You can tell the type of person I am. I occasionally stop for a morning coffee in Gail’s[1]. Overall, I favour cafe Nero. Better coffee. An Italian vibe. That said, the expanding up-market bakery has a pleasant ambience. They are taking over and restoring the more regal old bank buildings of the High Street. Britain’s national banks have long since moved out.
In the last 9-months, I’ve moved from a town that had both, to a town that until recently had only one. It wasn’t my influence, but a Gail’s has opened a new shop in recent weeks. Post election, I might add. I’ve moved from a Conservative town to one that is no longer a Conservative town.
Anyway, there I was doing a bit of lunchtime shopping in Waitrose. It has a small cafe in one corner of the supermarket. Stopped for a ham, egg and chips and a flat white coffee. On a rack on the wall is a display of daily newspapers. I’m pleased to say that there’s a weekly local newspaper there too.
The Times and The Daily Mail are there for the delight of their customers. Two national newspapers that I am not going to spend my hard-earned cash on unless I’m desperate for something to read. Both tabloids aimed at a broadly conservative readership.
The Mail is serialising the writings of former Prime Minister Boris Johnson. No doubt he’s getting an astonishing amount of money for his latest scribblings. Journalism was his calling.
To sell a book about political life the book certainly mustn’t be boring. Charity shops are littered with shelves of books from long forgotten personalities. My observation is that Johnson has taken aim at an audience that still thinks of him as a worthy premier.
I couldn’t resist. Had to speed read the parts that spilled the beans. The parts that dug the dirt. The revelations. Except that’s not what I read in speech bubble paragraphs. First off, I was remined of The Beano[2]. The world’s longest-running comic for children. Johnson’s language assumed my reading age to be about 12-years old. A jolly wizard wheeze ticking-off those fancy pants or misery guts who haunted his days in power. Apart from saving the known universe his anecdotes were mostly to the detriment of the people mentioned. One exception being his dad.

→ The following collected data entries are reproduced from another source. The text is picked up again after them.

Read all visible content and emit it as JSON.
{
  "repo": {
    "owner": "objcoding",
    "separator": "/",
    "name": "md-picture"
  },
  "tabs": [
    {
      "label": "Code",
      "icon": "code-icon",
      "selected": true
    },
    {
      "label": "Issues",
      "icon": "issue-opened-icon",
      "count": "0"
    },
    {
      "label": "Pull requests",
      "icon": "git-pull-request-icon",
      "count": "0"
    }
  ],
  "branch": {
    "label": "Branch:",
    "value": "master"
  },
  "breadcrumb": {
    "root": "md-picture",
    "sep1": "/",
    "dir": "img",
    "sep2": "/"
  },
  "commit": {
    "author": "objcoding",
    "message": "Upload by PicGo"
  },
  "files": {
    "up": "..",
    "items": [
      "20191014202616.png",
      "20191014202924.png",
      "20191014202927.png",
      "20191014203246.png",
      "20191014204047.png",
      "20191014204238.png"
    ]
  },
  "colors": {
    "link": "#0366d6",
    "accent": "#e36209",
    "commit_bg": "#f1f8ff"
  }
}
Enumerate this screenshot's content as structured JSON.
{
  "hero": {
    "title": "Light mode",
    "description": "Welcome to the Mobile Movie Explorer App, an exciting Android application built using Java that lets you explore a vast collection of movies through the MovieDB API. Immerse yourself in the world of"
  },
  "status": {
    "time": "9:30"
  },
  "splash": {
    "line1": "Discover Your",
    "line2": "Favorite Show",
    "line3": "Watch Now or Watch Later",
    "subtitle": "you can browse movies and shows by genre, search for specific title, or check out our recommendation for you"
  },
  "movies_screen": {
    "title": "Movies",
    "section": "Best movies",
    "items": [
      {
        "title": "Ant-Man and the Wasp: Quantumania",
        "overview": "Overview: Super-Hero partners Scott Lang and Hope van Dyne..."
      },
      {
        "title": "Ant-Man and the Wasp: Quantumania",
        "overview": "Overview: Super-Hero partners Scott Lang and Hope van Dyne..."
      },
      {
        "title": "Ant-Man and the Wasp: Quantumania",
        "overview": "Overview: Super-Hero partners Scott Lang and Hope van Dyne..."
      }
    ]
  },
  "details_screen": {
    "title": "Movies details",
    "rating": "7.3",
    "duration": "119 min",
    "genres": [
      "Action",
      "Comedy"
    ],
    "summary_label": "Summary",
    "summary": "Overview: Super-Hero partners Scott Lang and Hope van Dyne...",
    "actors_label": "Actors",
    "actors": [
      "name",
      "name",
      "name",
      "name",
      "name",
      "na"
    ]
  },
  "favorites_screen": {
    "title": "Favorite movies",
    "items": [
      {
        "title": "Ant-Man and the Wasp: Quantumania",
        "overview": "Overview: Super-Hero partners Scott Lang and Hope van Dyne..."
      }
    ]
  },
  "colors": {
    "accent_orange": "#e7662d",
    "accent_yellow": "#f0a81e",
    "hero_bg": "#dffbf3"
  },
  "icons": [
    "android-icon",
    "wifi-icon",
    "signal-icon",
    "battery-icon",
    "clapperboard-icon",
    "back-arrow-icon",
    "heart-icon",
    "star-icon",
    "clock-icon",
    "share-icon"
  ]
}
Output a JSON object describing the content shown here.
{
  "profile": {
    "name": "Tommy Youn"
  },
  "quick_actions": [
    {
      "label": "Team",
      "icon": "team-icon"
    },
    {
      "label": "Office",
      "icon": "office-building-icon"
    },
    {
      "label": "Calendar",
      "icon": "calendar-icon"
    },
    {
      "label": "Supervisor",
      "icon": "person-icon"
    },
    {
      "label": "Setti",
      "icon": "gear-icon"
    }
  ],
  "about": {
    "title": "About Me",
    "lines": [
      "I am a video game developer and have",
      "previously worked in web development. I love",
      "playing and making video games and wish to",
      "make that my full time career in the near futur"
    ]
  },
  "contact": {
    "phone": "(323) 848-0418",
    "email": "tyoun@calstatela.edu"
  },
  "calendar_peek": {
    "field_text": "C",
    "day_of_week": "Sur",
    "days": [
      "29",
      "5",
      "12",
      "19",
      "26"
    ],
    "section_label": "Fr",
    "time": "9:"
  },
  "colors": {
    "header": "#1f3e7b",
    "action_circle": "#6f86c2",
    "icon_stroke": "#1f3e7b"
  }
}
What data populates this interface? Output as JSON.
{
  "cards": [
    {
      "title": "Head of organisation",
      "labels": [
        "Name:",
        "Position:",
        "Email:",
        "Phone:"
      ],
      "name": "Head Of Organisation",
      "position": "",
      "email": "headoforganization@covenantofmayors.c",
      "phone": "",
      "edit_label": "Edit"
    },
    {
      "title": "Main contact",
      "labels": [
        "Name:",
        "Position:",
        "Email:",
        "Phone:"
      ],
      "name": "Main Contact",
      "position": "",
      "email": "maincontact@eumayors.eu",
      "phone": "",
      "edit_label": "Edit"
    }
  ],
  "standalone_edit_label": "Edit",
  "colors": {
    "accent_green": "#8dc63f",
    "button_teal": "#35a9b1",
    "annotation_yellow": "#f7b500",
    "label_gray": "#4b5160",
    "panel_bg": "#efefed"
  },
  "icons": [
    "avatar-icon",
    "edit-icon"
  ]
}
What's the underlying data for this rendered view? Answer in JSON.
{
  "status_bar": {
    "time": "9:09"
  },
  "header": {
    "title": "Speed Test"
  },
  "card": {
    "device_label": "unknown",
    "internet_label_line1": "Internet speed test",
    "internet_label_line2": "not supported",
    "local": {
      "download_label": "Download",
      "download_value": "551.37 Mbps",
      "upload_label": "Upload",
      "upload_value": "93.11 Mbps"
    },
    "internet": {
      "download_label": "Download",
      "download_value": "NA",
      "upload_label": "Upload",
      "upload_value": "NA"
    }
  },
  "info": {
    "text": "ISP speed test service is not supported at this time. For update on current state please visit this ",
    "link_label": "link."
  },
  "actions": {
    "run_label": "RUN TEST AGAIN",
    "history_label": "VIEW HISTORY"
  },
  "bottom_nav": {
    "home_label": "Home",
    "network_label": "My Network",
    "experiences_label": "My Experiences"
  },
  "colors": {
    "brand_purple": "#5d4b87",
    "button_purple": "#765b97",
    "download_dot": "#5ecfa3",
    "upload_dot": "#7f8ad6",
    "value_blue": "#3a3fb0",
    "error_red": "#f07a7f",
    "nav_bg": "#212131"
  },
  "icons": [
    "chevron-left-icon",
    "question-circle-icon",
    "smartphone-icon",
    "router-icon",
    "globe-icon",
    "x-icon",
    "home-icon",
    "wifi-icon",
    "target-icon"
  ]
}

In a moment of reflection, it’s astonishing that Johnson once led this great country. He led London too. What on earth were we thinking? How did it happen? One or two more serious books have gone down that road. I was recommended to read “Johnson at 10 by Anthony Seldon[3].” By the way, you can tell the type of person I am. Earlier in the year, that book suggestion came from the person standing next to me, wating to go into the BBC Proms at the Royal Albert Hall.